Сегодня я ходил по городу привычнее, но вчера поразило меня его материальное направление. Приходим в трактир: все столы заняты, все есть, между тем играет очень порядочная музыка. Все так беззаботно, весело и как будто бы покойно. В движении не видно суеты, зато не видно и дела. Торговли много, но между вывесками, относительно к другим, больше всего кофейных домов и табачных лавок. Кофейные дома и [251] вообще лавки для съестных припасов очень хорошо прибраны, с большим тщанием и роскошью. Вывески все надписаны по-маджарски и по-немецки, только две также и по-сербски; одна из них только по-сербски, — это учредительство «Новин». Был я у издателя Павловича (Павлович Тодор (1804-1854) — писатель и публицист, издатель. В 1836-1849 гг. издавал «Српске народне новини» в Нови-Саде) был два раза, но не застал его дома. Пойду завтра утром рано и, между прочим, спрошу его о речи Раичича. Лавки сербских книг я не мог найти, а других довольно; преимущественно все книги маджарские и немецкие; французских видно мало, английских и того меньше, даже, кажется, и совсем их нет на окнах.
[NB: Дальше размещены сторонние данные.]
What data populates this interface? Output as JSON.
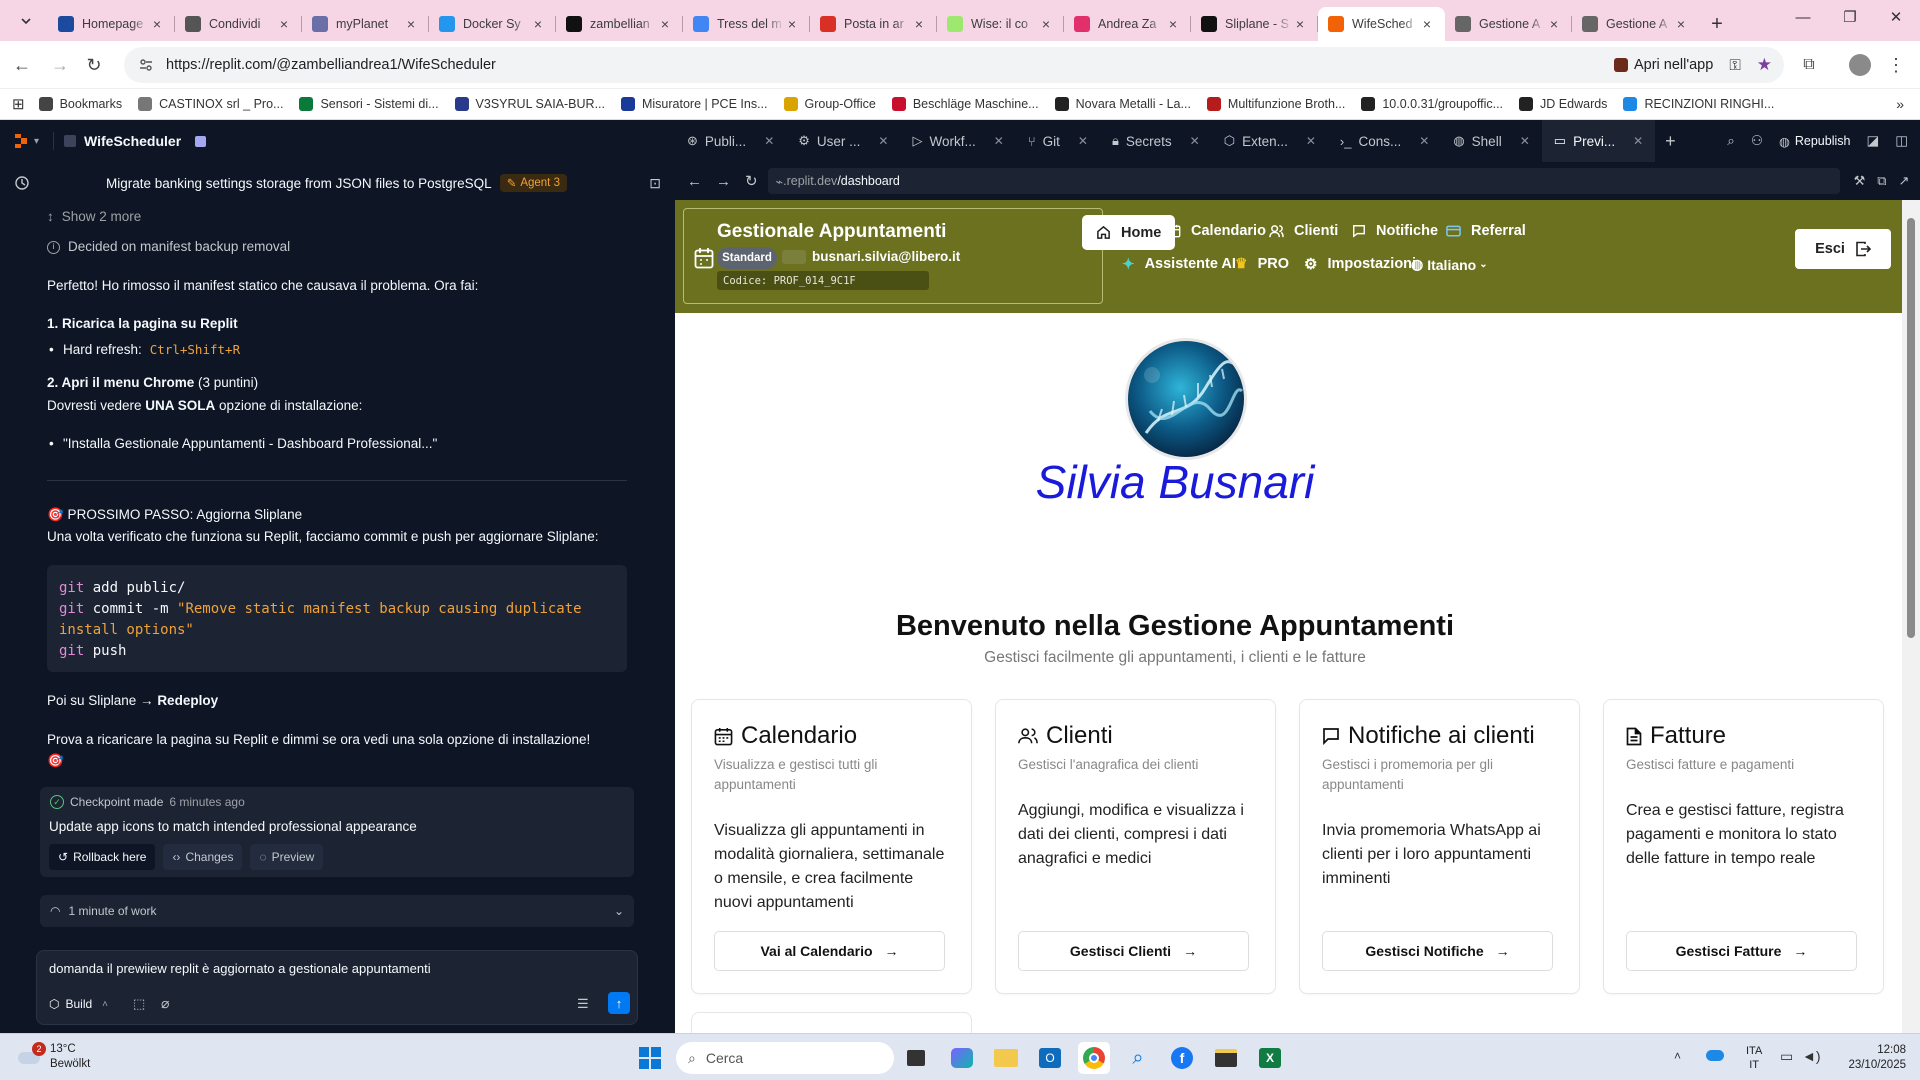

Я не входил в средину города Будима, а только доходил на набережную и потом ходил к Палатинскому дворцу. Оттуда хорош вид — виден Дунай, виден Пест и Будим. Последний весь из маленьких хижин, расположенных рядами. Странно, что везде православные города беднее, и далеко беднее, католических, то есть не странно, а только так оно есть. Здесь, и по всей Венгрии, почти вовсе нет помещиков православных: все православные — народ бедный; вот и причина, почему дома малы, а с домами и города...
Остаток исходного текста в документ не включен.